Die Beklagte war aber am 4. März 1916 noch nicht in Lieferungsverzug; die entgegenstehende Annahme des Berufungsgerichts beruht auf Rechtsirrtum. Gemäß dem Vertrage war der zweite Wagen einige Zeit nach dem -- sofort beim Vertragsschlusse vom 10. Februar 1916 übergebenen -- ersten Wagen zu liefern. Einwandfrei hat das Berufungsgericht den Vertrag dahin ausgelegt, daß die Lieferung etwa 14 Tage nach Vertragsschluß hätte erfolgen sollen. Die beim Mangel einer kalendermäßigen Zeitbestimmung notwendige Mahnung (§ 284 BGB.) erblickt das Berufungsgericht in den beiden Briefen der Klägerin vom 19. und 25. Februar 1916. Der ersten Brief enthält die Erklärung, daß die Klägerin der Ankunft des Wagens gerne entgegensehe; im zweiten Briefe schreibt die Klägerin, daß sie für eine Mitteilung darüber sehr dankbar wäre, wann sie den Wagen in Berlin erwarten dürfe. Keine dieser Erklärungen enthält eine dem Gesetz entsprechende Mahnung. Wenn dieses auch für die Mahnung eine bestimmte Form nicht vorschreibt, so muß doch die Erklärung dem Schuldner darüber Klarheit verschaffen, daß der Gläubiger zu einem bestimmten Termine die Leistung verlange. Im Interesse eines geordneten Geschäftsverkehrs muß aus der Erklärung eine sichere Handhabe für den ernstlichen Willen des Gläubigers zu entnehmen sein, daß er das Ausbleiben der Leistung an dem angegebenen Termin als eine Pflichtwidrigkeit erachte, an die er die Geltendmachung von Rechten knüpfen könne.

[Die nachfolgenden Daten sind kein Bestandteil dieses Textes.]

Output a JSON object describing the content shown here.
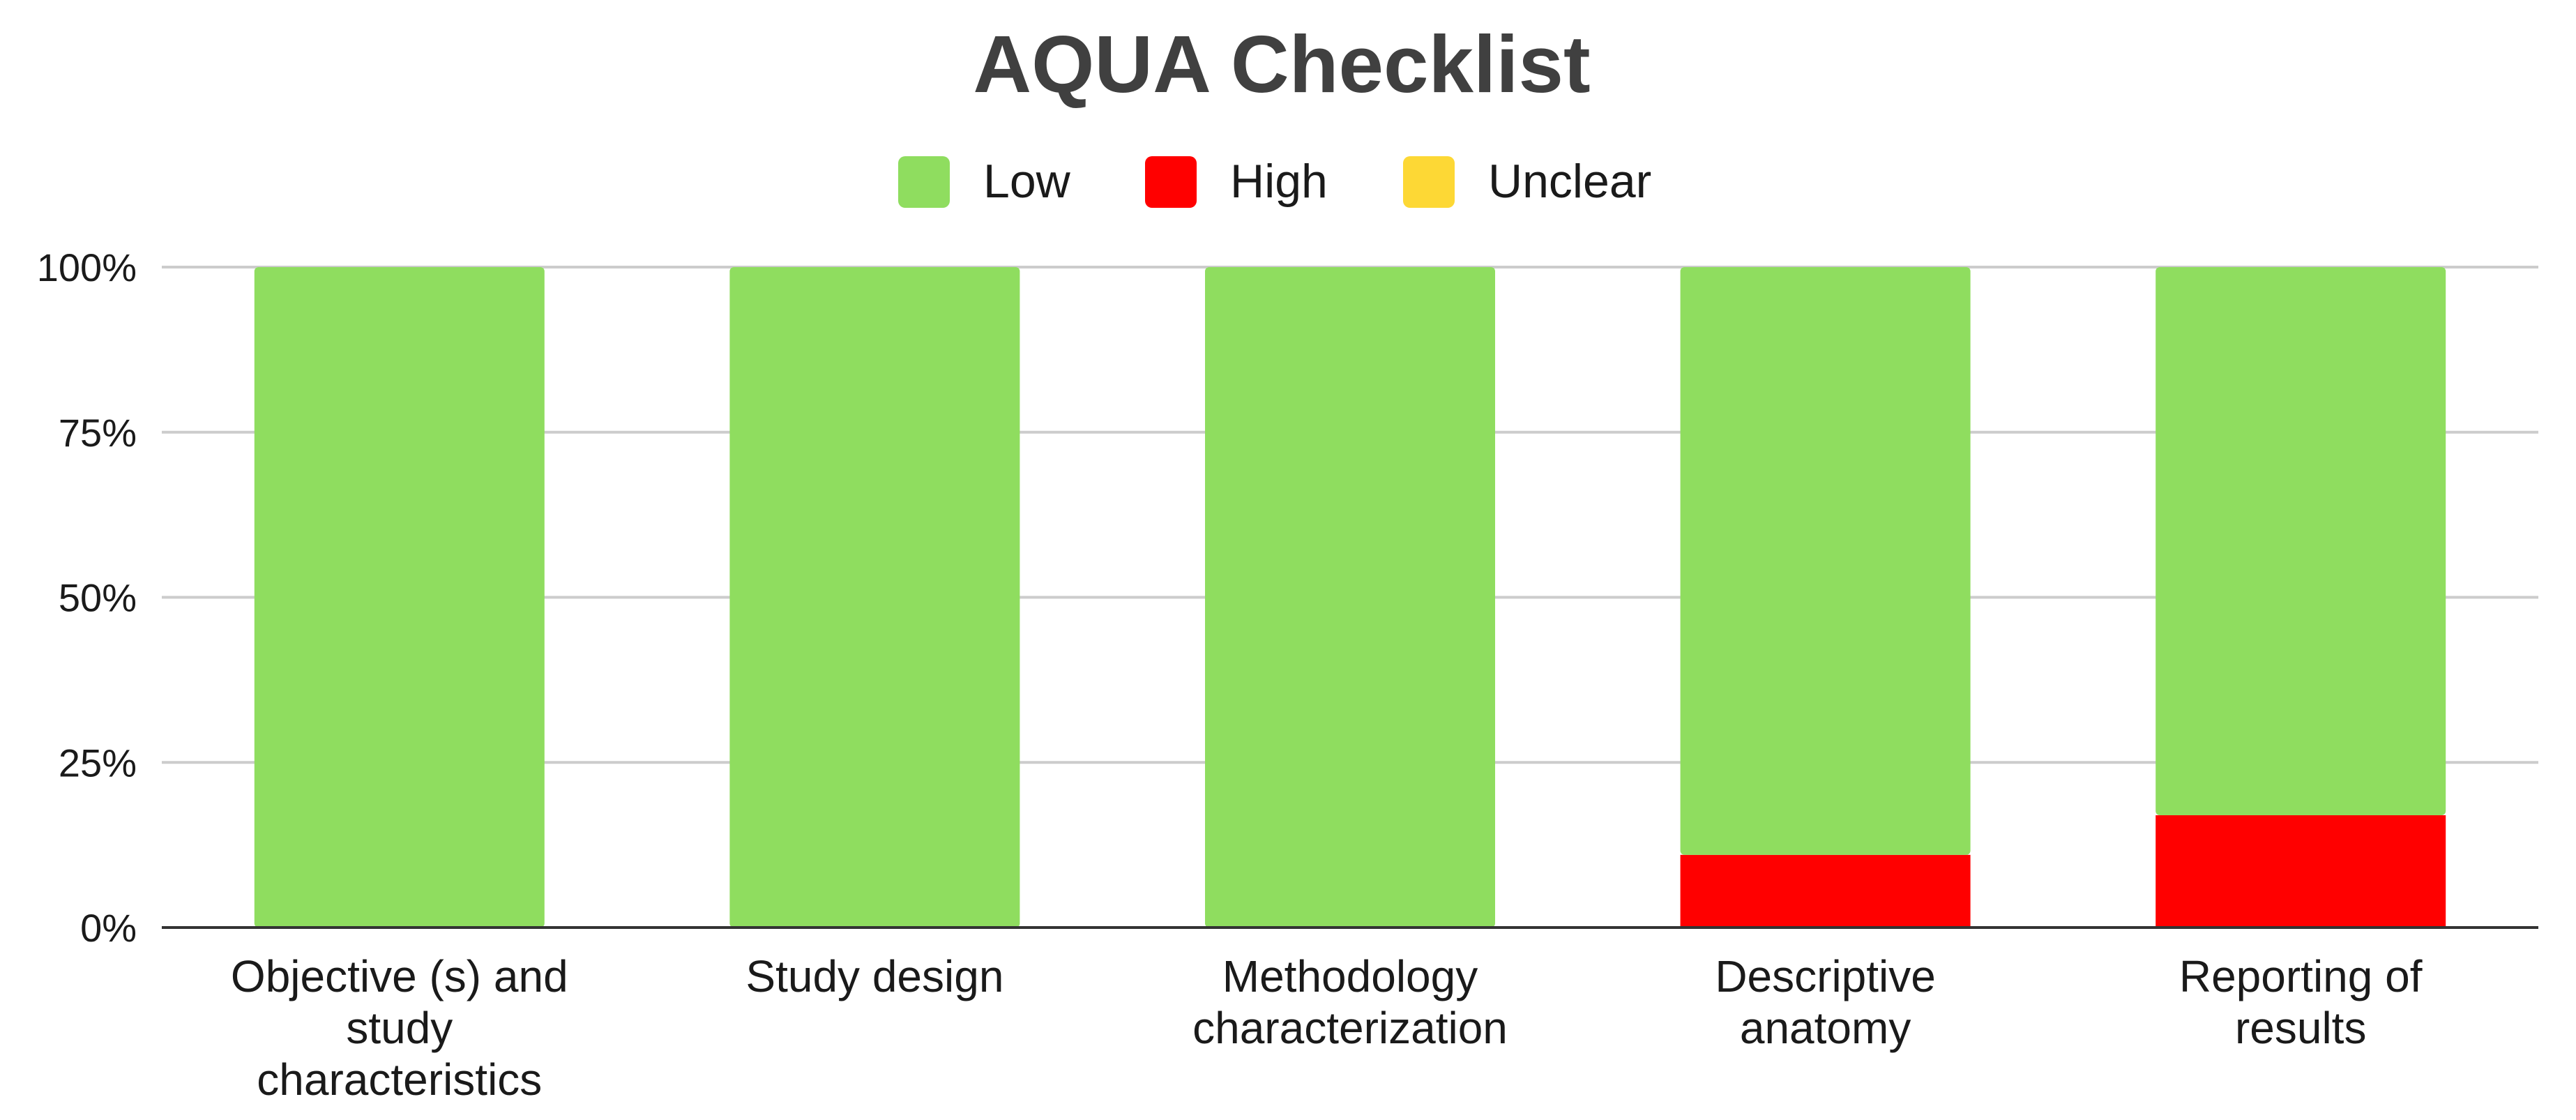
{
  "chart_data": {
    "type": "bar",
    "stacked": true,
    "title": "AQUA Checklist",
    "categories": [
      [
        "Objective (s) and",
        "study",
        "characteristics"
      ],
      [
        "Study design"
      ],
      [
        "Methodology",
        "characterization"
      ],
      [
        "Descriptive",
        "anatomy"
      ],
      [
        "Reporting of",
        "results"
      ]
    ],
    "series": [
      {
        "name": "High",
        "color": "#ff0000",
        "values": [
          0,
          0,
          0,
          11,
          17
        ]
      },
      {
        "name": "Low",
        "color": "#8fdd5f",
        "values": [
          100,
          100,
          100,
          89,
          83
        ]
      },
      {
        "name": "Unclear",
        "color": "#fdd835",
        "values": [
          0,
          0,
          0,
          0,
          0
        ]
      }
    ],
    "legend": {
      "placement": "top",
      "order": [
        "Low",
        "High",
        "Unclear"
      ]
    },
    "y_ticks": [
      "0%",
      "25%",
      "50%",
      "75%",
      "100%"
    ],
    "ylim": [
      0,
      100
    ],
    "xlabel": "",
    "ylabel": "",
    "grid": true
  }
}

Diesen Anforderungen entspricht aber keiner der beiden Briefe. Beide lassen die Beklagte darüber im Ungewissen, von welchem Zeitpunkt ab die Klägerin die Leistung als eine verspätete erachte; keiner von beiden setzt einen irgendwie bestimmten Termin fest. Dies war im vorliegenden Falle um so notwendiger, als die Zeitbestimmung im Vertrag -- etwa 14 Tage nach Vertragsschluß -- eine dehnbare war und als der erste Brief bereits 9 Tage nach Vertragsschluß abgesandt wurde. Die Gesamtheit des Briefwechsels spricht gegen die Klägerin. Noch am 9. März 1916 fragte sie bei der Beklagten an, wann sie auf den Wagen rechnen dürfe.

Liegt aber keine rechtswirksame Mahnung vor, so war auch die Beklagte am 4. März 1916 noch nicht im Verzuge. Der mit der Klage beanspruchte Schadensersatz ist also gemäß den zuvor gemachten Ausführungen unbegründet."